Award 1 : Most Uses of the number 0 in Non-Spam Messages

Award 2: Mosts Posts by Users who just Registered but then Didn't Come Back
(so they only have 1 post each)

Award 3: Most resurrections.
This thread has been ressurrected over 3 times! And every time it was ressurrected, people payed some attention to it! Now thats gotta deserve a medal of some sort. Some photoshop one up, will ya?

night said:
Hey,
Ten to the 26th = 100,000,000,000,000,000,000,000,000

What would be the scientific name for that?
All i have seen is
"24 septillion quadrillion
27 octillion 1000 quadrillion"

would it be 500 quadrillion?

-Night

Oh dear, oh dear, oh dear. It's happened again.
 
I don't even understand Weed Eater's comment. There are six zeros in 1000000 and it doesn't take any automated tools to figure it out.
 
The path of the righteous man is beset on all sides by the inequities of the selfish and the tyranny of evil men. Blessed is he who, in the name of charity and good will, shepherds the weak through the valley of the darkness. For he is truly his brother's keeper and the finder of lost children. And I will strike down upon thee with great vengeance and furious anger those who attempt to poison and destroy my brothers.
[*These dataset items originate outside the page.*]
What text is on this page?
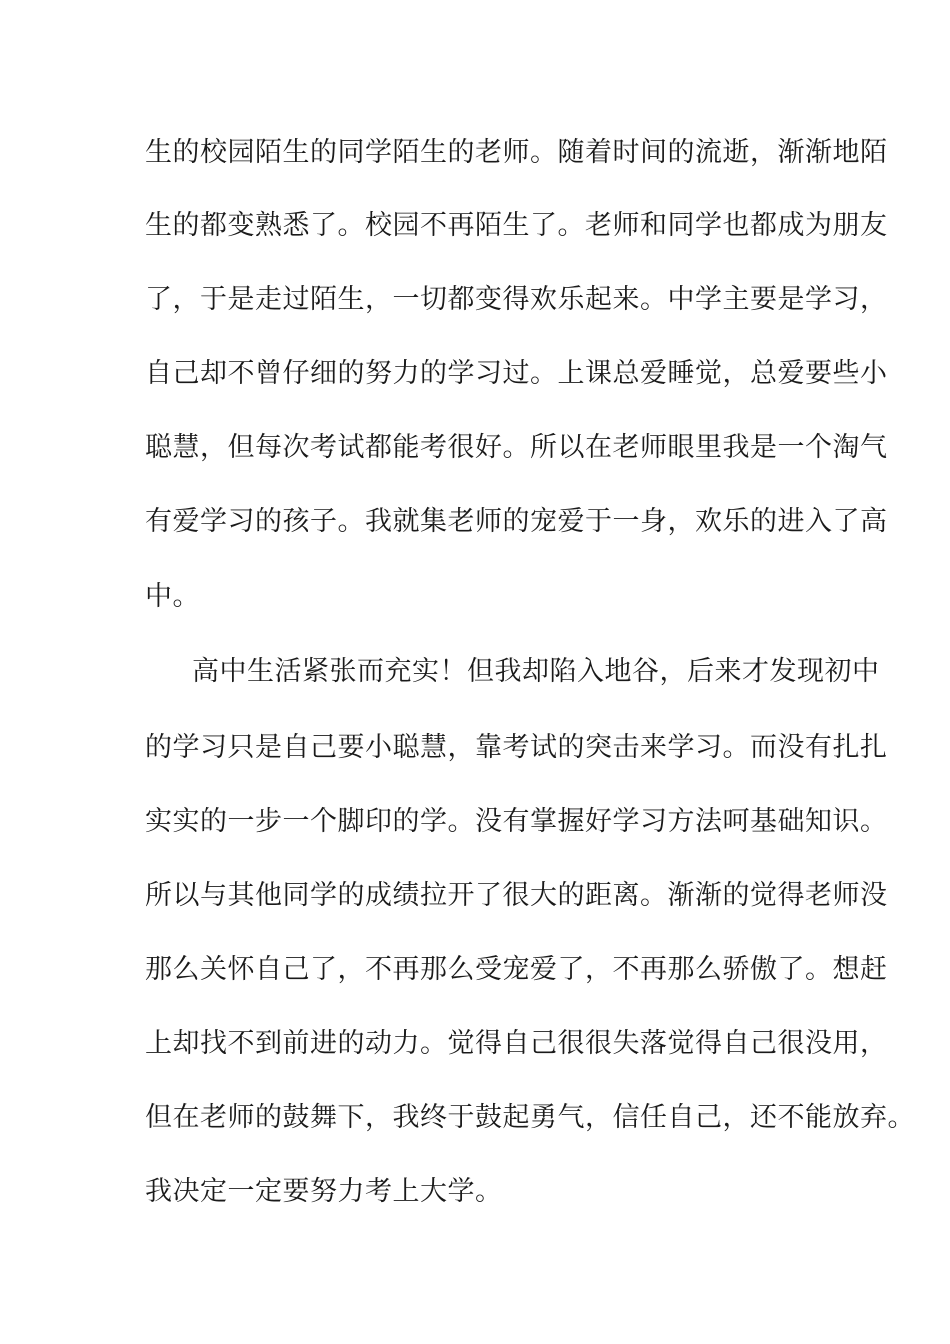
生的校园陌生的同学陌生的老师。随着时间的流逝，渐渐地陌
生的都变熟悉了。校园不再陌生了。老师和同学也都成为朋友
了，于是走过陌生，一切都变得欢乐起来。中学主要是学习，
自己却不曾仔细的努力的学习过。上课总爱睡觉，总爱要些小
聪慧，但每次考试都能考很好。所以在老师眼里我是一个淘气
有爱学习的孩子。我就集老师的宠爱于一身，欢乐的进入了高
中。
高中生活紧张而充实！但我却陷入地谷，后来才发现初中
的学习只是自己要小聪慧，靠考试的突击来学习。而没有扎扎
实实的一步一个脚印的学。没有掌握好学习方法呵基础知识。
所以与其他同学的成绩拉开了很大的距离。渐渐的觉得老师没
那么关怀自己了，不再那么受宠爱了，不再那么骄傲了。想赶
上却找不到前进的动力。觉得自己很很失落觉得自己很没用，
但在老师的鼓舞下，我终于鼓起勇气，信任自己，还不能放弃。
我决定一定要努力考上大学。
And you will know I am the Lord when I lay my vengeance upon you." I been sayin' that shit for years.
 
qfrontier said:
What comes after trillion? Then after that...?
quadrillion, quintillion, sextillion, septillion, octillion, whatever the fuck "9" is in latein -illion, decatillion, and I forget what's next...
but, eventually, it works its way to 'google", then something else, then "infinity", then "aleph-one".
 
weed_eater_guy said:
it's 1000000!, as in 1000000 factorial (1 x 2 x 3 x 4 x ...... 1000000)
Oh I see, sorry. Missed the exclamation point in that font. That would be a really big number all right. By inspection it's obviously greater than one thousand to the one thousandth power, which means it will have more than three thousand zeros.

After octillion comes nonillion, decillion, undecillion, duodecillion.

I've seen charts showing what comes next for lots more zeros, but this is what they call "Modern Latin" as opposed to "real" Latin, meaning that it's being invented on the spot. Up to duodecillion, there's a consensus among scientists and mathematicians. Beyond that the laws of Latin grammar are not unambiguous enough that there's more than one logical way to coin some of the terms. They're not in wide enough use for there to be a general agreement.

Obviously everyone will agree that 10^303 is one centillion. But what's 10^54? I've seen both "septemdecillion" and "septdecillion," the latter of which is pretty hard to pronounce.
 
Fraggle Rocker said:
Oh I see, sorry. Missed the exclamation point in that font. That would be a really big number all right. By inspection it's obviously greater than one thousand to the one thousandth power, which means it will have more than three thousand zeros.
What the hell happened to my post??? I'll try again!

It's easy to show by pairing high and low numbers that a million factorial is greater than a million to the half-millionth power, so it's at more than 3 million digits long.

It's also obvious that it's less that a million to the millionth power, so it's less than 6 million digits long.

As far as actual trailing zeros go, I think that it will end in exactly 249,998 zeros, as that's the number of multiples of 5 and its powers that are less than a million (ie there are 200000 multiples of 5, 40000 multiples of 25, 8000 multiples of 125, and so on).